A group of “anti-foreclosure” protestors disrupted a lecture given by Federal Housing Finance Agency Director Mel Watt at Harvard Law School on Monday, eventually leading to the event being prematurely canceled amid security concerns.
According to the Harvard Crimson, the event was supposed to be a “fire-side chat” about the role of the FHFA and federal housing policy, but scores of housing rights advocates showed up and repeatedly interrupted Watt.
The Harvard Crimson report states that members of three groups, City Life, Lynn United for Change, and Springfield No One Leaves, made up nearly all of the audience at the event.
And what do those groups want? They want Watt to approve principal reduction plans for Fannie Mae and Freddie Mac.
Last month, the Wall Street Journal reported that the FHFA recently approved a plan for the government-sponsored enterprises to engage in principal reduction on a large scale for the first time since the housing crisis.
But later that same day, Watt gave a speech at a public policy luncheon hosted by the Women in Housing and Finance, in which he said that the issue of principal reduction has been the “most challenging” that the FHFA has faced in his two years there and that in actuality, no decision on principal reduction had been made.
Watt also said that his objective for any principal reduction plan was to achieve a “win-win” situation for borrowers and the GSEs alike.
“Many have asked why it has taken so long to reach a conclusion. The direct answer is that making this determination involves consideration of an extremely complicated set of factors,” Watt said at the time.
Watt told the audience Monday that the FHFA is not prepared to announce a decision on principal reduction, but planned to announce it soon.
“We are, however, drawing close to the end of this difficult process, and I expect to announce a decision within the next 30 days about whether we have been able to find a ‘win-win’ principal reduction strategy or whether, on the other hand, we will take principal reduction off the table entirely,” Watt said.

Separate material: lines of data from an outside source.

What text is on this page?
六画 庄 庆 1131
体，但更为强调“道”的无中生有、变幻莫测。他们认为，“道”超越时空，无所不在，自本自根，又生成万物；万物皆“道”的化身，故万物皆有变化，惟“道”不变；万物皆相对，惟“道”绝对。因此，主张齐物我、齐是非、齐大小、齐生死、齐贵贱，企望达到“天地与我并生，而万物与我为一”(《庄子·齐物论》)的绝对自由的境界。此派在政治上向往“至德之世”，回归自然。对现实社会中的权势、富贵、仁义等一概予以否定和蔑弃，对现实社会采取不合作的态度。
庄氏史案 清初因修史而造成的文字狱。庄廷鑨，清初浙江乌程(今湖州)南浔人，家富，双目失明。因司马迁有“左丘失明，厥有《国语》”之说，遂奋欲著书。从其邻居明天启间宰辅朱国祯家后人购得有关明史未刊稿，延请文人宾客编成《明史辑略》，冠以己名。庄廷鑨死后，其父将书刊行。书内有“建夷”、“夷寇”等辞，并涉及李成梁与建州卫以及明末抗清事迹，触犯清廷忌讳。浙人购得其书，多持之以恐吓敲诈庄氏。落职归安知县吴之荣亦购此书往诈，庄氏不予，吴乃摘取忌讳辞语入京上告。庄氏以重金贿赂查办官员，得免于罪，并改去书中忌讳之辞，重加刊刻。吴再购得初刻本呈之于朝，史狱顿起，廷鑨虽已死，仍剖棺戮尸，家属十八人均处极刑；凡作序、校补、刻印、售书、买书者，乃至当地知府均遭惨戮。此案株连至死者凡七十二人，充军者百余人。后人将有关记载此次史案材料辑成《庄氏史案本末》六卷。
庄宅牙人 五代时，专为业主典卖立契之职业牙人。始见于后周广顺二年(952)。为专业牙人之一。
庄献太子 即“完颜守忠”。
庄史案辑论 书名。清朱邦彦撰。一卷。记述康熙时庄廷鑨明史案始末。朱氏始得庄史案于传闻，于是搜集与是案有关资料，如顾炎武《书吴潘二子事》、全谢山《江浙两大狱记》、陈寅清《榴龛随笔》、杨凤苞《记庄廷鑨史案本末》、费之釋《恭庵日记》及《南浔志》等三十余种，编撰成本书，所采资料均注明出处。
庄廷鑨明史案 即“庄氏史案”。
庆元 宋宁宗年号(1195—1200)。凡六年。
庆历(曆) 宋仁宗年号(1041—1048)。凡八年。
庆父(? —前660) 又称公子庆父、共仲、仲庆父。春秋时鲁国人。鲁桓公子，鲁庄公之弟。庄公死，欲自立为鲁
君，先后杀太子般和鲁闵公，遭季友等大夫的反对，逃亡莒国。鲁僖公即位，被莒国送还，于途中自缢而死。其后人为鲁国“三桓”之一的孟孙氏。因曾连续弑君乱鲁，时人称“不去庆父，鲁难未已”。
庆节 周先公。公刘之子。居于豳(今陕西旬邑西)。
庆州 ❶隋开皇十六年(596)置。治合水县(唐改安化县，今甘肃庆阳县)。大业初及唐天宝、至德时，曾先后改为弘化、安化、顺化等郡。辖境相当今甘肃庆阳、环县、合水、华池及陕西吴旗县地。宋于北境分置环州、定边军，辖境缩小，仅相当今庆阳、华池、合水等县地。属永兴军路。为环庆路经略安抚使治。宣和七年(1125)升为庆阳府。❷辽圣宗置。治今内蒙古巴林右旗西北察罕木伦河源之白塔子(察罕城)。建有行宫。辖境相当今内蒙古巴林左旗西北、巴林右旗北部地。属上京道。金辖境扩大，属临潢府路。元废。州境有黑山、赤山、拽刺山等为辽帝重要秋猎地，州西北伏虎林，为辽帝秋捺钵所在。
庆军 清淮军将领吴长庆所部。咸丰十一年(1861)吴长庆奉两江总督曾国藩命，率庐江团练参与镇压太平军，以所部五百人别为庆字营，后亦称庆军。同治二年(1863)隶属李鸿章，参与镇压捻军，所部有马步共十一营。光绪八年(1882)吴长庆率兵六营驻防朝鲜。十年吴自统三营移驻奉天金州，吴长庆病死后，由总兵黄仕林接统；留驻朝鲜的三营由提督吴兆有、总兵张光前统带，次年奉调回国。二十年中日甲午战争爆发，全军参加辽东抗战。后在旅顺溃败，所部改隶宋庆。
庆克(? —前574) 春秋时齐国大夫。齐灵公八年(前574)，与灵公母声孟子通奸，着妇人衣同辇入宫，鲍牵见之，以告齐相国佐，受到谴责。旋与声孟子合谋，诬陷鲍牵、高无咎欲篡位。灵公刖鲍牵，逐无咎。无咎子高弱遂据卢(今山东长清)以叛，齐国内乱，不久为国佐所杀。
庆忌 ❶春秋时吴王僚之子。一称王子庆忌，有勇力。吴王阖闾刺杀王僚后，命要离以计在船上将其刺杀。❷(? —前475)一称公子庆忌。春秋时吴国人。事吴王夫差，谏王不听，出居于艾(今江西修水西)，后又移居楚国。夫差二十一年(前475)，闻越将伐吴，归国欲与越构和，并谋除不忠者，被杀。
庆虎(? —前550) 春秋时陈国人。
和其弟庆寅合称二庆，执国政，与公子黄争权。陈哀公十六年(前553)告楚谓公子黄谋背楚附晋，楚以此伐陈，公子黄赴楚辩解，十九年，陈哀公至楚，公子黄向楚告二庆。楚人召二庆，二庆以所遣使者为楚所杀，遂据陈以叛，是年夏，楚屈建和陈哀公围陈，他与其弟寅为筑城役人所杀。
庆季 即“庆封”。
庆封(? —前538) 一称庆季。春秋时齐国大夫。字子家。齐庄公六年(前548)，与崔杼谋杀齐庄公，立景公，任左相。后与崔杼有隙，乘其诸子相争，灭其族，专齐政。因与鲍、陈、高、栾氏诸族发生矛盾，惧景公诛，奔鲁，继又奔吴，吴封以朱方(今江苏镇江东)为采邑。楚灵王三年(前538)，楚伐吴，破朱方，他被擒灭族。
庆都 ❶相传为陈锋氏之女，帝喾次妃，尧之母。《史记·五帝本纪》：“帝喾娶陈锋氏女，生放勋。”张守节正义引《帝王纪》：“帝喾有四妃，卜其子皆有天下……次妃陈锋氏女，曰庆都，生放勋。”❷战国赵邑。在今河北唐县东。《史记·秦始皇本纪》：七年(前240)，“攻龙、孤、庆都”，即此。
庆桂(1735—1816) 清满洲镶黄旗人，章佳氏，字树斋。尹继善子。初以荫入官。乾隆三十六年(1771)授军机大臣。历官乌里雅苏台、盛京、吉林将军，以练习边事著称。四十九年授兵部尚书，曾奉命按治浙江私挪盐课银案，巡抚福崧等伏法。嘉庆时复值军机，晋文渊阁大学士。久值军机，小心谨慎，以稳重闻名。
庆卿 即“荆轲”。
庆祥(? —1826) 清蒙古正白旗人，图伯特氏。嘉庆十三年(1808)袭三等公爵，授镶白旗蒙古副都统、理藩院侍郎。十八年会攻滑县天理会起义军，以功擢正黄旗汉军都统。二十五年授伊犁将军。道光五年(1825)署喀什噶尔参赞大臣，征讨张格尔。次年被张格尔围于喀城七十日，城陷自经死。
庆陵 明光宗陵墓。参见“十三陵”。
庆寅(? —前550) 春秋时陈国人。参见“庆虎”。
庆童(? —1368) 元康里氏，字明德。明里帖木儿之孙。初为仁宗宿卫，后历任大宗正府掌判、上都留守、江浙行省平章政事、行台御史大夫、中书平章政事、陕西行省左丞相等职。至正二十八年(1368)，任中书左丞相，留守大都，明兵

Watt gave that speech on March 22, so the 30-day window for announcing a decision is still open, but the protestors at Harvard want a decision on principal reduction made yesterday not tomorrow.
But after the protestors continually interrupted Watt, Harvard Law School professor Hal Scott, who organized the event, escorted Watt from the event, citing security concerns.
From the Harvard Crimson:
Scott expressed disappointment that Watt was unable to finish the discussion, and raised concerns over security protocol in place at Harvard. Scott said he thinks security should have removed the protesters.
“I would hope Harvard’s policies are that we don’t allow people to come and disrupt events,” he said. “Where do we draw the line? Can these people come into classrooms, and we do nothing?... I was appalled, quite frankly, that security didn’t do more.”
According to the Crimson report, Scott took Watt to his office to finish the discussion and plans to release it to his students at a later date.
A representative from the FHFA told HousingWire that they would not be commenting on the Harvard event.